Ed Balls has been savagely attacked by the press and business think tanks, following a pledge to re-introduce the 50p tax rate for top earners.
he media onslaught saw outraged commentary from across the centre-right press as well as pot-shots from Labour figures such as former City minister Lord Myners and allies of Tony Blair.
"It's absolutely not a return to the 1980s," Balls told the Andrew Marr programme.
"I was part of the government which worked closely with business. The reality is we're in different circumstances.
"To cut the top rate of tax when the deficit is still high is foolish and feeds resentment. I want to do the opposite: pro-business, pro-investment, pro-market - but let's get this deficit down in a fair way."
The Sunday Times branded the promise "suicidal for the British economy", while the Mail on Sunday said it was "a sad lapse into short-term, vote-catching irresponsibility" which showed Labour was returning to its "pre-Blair days of envy and spite".
The Sunday Telegraph said it "would send out the negative message that Britain penalises aspiration, enterprise and success".
Government spokespeople like chief secretary to the Treasury Danny Alexander and financial secretary to the Treasury Sajid Javid hardly had to even put out critical comments about Balls' plan, as business leaders and free market groups laid into the shadow chancellor with gusto.
The Confederation of British Industry (CBI) and the Institute of Economic Affairs (IEA) fired off attacks against the policy, while former Marks & Spencer chairman Stuart Rose said it would "risk confidence and investment".

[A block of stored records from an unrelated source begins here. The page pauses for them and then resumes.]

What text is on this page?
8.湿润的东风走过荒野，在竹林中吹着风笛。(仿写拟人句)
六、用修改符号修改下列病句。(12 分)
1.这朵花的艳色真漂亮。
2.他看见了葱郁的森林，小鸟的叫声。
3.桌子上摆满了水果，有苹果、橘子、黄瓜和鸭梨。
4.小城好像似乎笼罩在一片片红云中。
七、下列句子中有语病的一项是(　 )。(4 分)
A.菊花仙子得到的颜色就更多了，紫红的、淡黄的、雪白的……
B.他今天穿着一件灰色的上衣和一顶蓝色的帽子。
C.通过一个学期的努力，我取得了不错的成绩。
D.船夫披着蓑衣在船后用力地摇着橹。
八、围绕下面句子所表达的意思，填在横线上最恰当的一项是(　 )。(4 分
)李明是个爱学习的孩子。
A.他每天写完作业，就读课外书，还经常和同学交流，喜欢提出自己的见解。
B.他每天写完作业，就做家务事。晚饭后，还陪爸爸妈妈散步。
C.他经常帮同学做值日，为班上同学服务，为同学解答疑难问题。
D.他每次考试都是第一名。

More worryingly for Labour, the announcement triggered a backlash from prominent Blairites in the party.
"We need to encourage productive enterprise and effort rather than resort to predatory taxation," he said.
"The UK already has an income tax system that is more progressive than most of our international competitors."
A supporter of Blair told the Mail on Sunday: "This takes Labour back to the 1970s. It’s goodbye to the enterprise economy with knobs on.
'It is a return to the outmoded idea that you are for or against the poor. The whole point of New Labour was it showed you could help the poor and wealth creators at the same time.
"Miliband and Balls are turning their backs on that. The trouble is they are economically illiterate and have no understanding of business or profits."
But beneath the noise of the attacks on Balls, opinion polls showed huge public support for the move.
Even a poll in the Mail on Sunday, which has been particularly vociferous in its opposition, showed 60% of people agreed with it, with just 17% against.
"We'll get the deficit down in a fair way. That means those who the broadest shoulders bear their fair share of the burden," Balls said this morning.
"It would raise revenue. It would raise substantial amounts of revenue."
The 50p tax rate would cement the party's reputation as being more fair than the Tories.
It comes along with a mansion tax, rises in the pension age and the end of the winter fuel allowance for wealthy pensions.
Balls confirmed today that the party would not end free bus travel for pensions or reduced TV licenses, saying the latter scheme was so complex that "it's just not worth the candle".
Elsewhere in his speech yesterday, Balls pledged to begin cutting the national debt over the course of the next parliament.
Labour is now committed to running a surplus by 2020, just a year after the Tories, who are aiming for 2018/19.